Award-winning civil engineer Natalie Cheung is not only a success in her own career, but she’s a passionate advocate for careers in STEM (science, technology, engineering and maths).
As well as working to deliver the STEM Ambassador programme in London, Natalie has been awarded the YMCA England and Wales Young Leader of the Year 2018 and University of Manchester Medal of Social Responsibility in 2019. She is also a council member for the Women’s Engineering Society and won their Amy Johnson award in 2019 for promoting diversity in engineering and applied sciences.
Here, the 26-year-old shares her career journey and why she encourages young people to consider a career in civil engineering.
What is a civil engineer and how did you become one?
Civil engineers are responsible for designing and creating lots of parts of the built environment including building, bridges, dams, roads – the list goes on!
I became a civil engineer after studying maths, further maths, computing and physics at Sixth Form. I then went on to study civil engineering at the University of Manchester before starting my career at a global design consultancy.
At school did you know what you wanted to do when you grew up?
At school, I was interested in artificial intelligence and technology which led to me studying computing at A-Level. I wanted to program robots! I considered a wide variety of engineering disciplines to pursue at university and ended up picking civil engineering which was quite different from my original plan. This was influenced by a work experience placement in construction where I realised how many roles there were behind civil engineering projects like buildings.
I am so grateful for the mentors who opened my eyes to career options in construction when I was 16, I had never even heard of civil engineering before that!
Tell us about your role as a STEM ambassador co-ordinator.
I help to deliver the STEM Ambassador programme which gets volunteers from different STEM fields inspiring young people to consider pursuing STEM.
In my day-to-day, I work with volunteers, employers, schools, councils, museums, libraries, youth groups and more! I love organising events and supporting STEM Ambassadors to create resources that can reach young people.
What do you think can be done to get more girls into STEM?
Girls are already interested in STEM fields but it would help to have further support, mentorship and inspiration for groups which are currently under-represented.
We also need to normalise seeing women in all levels of all STEM careers so they are visible to young people of all genders, parents and teachers.
Read more: Why we need more women in tech
What are the common misconceptions when it comes to engineering?
There are many misconceptions about civil engineering fields. Some people think you must be brilliant at maths to pursue civil engineering. Other people think civil engineers do a lot of manual labour. Both of these are huge misconceptions that I hear very frequently and may be a barrier for people who could thrive in a civil engineering career
What challenges have you had to overcome in your career?
Those who know me now would be very surprised to hear I was a very very quiet teenager! Like many others, I have overcome challenges of confidence and impostor syndrome.
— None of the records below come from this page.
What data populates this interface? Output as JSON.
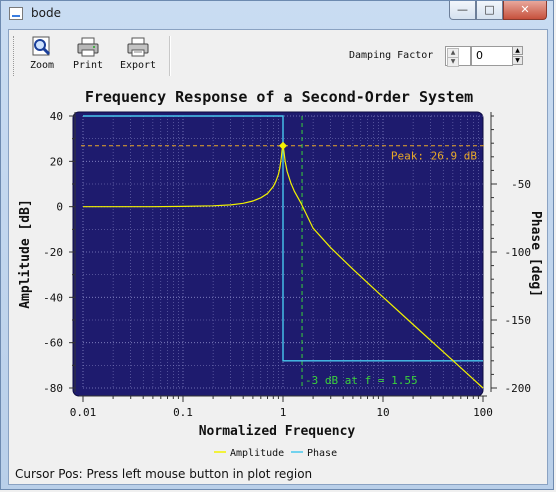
{
  "window": {
    "title": "bode",
    "buttons": {
      "minimize": "—",
      "maximize": "□",
      "close": "✕"
    }
  },
  "toolbar": {
    "zoom_label": "Zoom",
    "print_label": "Print",
    "export_label": "Export",
    "damping_label": "Damping Factor",
    "damping_value": "0"
  },
  "plot": {
    "title": "Frequency Response of a Second-Order System",
    "xlabel": "Normalized Frequency",
    "ylabel_left": "Amplitude [dB]",
    "ylabel_right": "Phase [deg]",
    "peak_annotation": "Peak: 26.9 dB",
    "cutoff_annotation": "-3 dB at f = 1.55",
    "legend": [
      "Amplitude",
      "Phase"
    ],
    "colors": {
      "canvas": "#1e1b6e",
      "amplitude": "#f2f200",
      "phase": "#48c8ee",
      "peak_marker": "#e8a828",
      "cutoff_marker": "#3ad23a"
    }
  },
  "chart_data": {
    "type": "line",
    "title": "Frequency Response of a Second-Order System",
    "xlabel": "Normalized Frequency",
    "x_scale": "log",
    "xlim": [
      0.01,
      100
    ],
    "x_ticks": [
      "0.01",
      "0.1",
      "1",
      "10",
      "100"
    ],
    "ylabel": "Amplitude [dB]",
    "ylim": [
      -80,
      40
    ],
    "y_ticks": [
      "40",
      "20",
      "0",
      "-20",
      "-40",
      "-60",
      "-80"
    ],
    "y2label": "Phase [deg]",
    "y2lim": [
      -200,
      0
    ],
    "y2_ticks": [
      "-50",
      "-100",
      "-150",
      "-200"
    ],
    "grid": true,
    "legend_position": "bottom",
    "series": [
      {
        "name": "Amplitude",
        "axis": "left",
        "x": [
          0.01,
          0.05,
          0.1,
          0.2,
          0.3,
          0.4,
          0.5,
          0.6,
          0.7,
          0.8,
          0.85,
          0.9,
          0.93,
          0.96,
          0.98,
          1.0,
          1.02,
          1.05,
          1.1,
          1.2,
          1.3,
          1.5,
          2,
          3,
          5,
          10,
          20,
          50,
          100
        ],
        "y": [
          0.0,
          0.0,
          0.1,
          0.4,
          0.8,
          1.5,
          2.5,
          3.9,
          5.8,
          8.9,
          11.2,
          14.2,
          17.0,
          21.2,
          25.0,
          26.9,
          24.6,
          20.1,
          15.6,
          10.4,
          6.8,
          1.9,
          -9.5,
          -18.1,
          -27.6,
          -39.9,
          -52.0,
          -67.9,
          -80.0
        ]
      },
      {
        "name": "Phase",
        "axis": "right",
        "x": [
          0.01,
          0.9999,
          1.0,
          1.0001,
          100
        ],
        "y": [
          0,
          0,
          -90,
          -180,
          -180
        ]
      }
    ],
    "annotations": [
      {
        "text": "Peak: 26.9 dB",
        "y": 26.9,
        "axis": "left"
      },
      {
        "text": "-3 dB at f = 1.55",
        "x": 1.55
      }
    ],
    "markers": [
      {
        "x": 1.0,
        "y": 26.9
      }
    ]
  },
  "status": {
    "text": "Cursor Pos: Press left mouse button in plot region"
  }
}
Last year, I set a goal to improve my public speaking skills as I recognised this is a skill that can support me in my career and personal life. I sought out opportunities to deliver presentations and talks, especially those which were out of my comfort zone.
The highlights of my public speaking work last year include coaching from TED, speaking at an international conference in front of the President of the UN General Assembly, being part of an engineering panel live-streamed to tens of thousands of young people and my first paid motivational speaking events.
What advice would you give to someone wanting to get into engineering?
If you are interested in pursuing a career in civil engineering or STEM education, I would advise using online networks to learn from other people in the field. I have met lots of people from LinkedIn and Twitter who I can learn a lot from, including those in other fields.
If you approach people in a polite way, they are often willing to provide advice from their experience or direct you to resources. As a mentor, I have really enjoyed working with engineering students and those seeking to find a STEM education role.
Can you tell us about your podcast?
Outside of my day job and voluntary work in STEM, I have started a podcast Yellow Bee Pod which highlights the experience of East and Southeast Asians in the UK, like myself. This is an underrepresented group in media and I am grateful for the opportunity to provide a platform for other voices.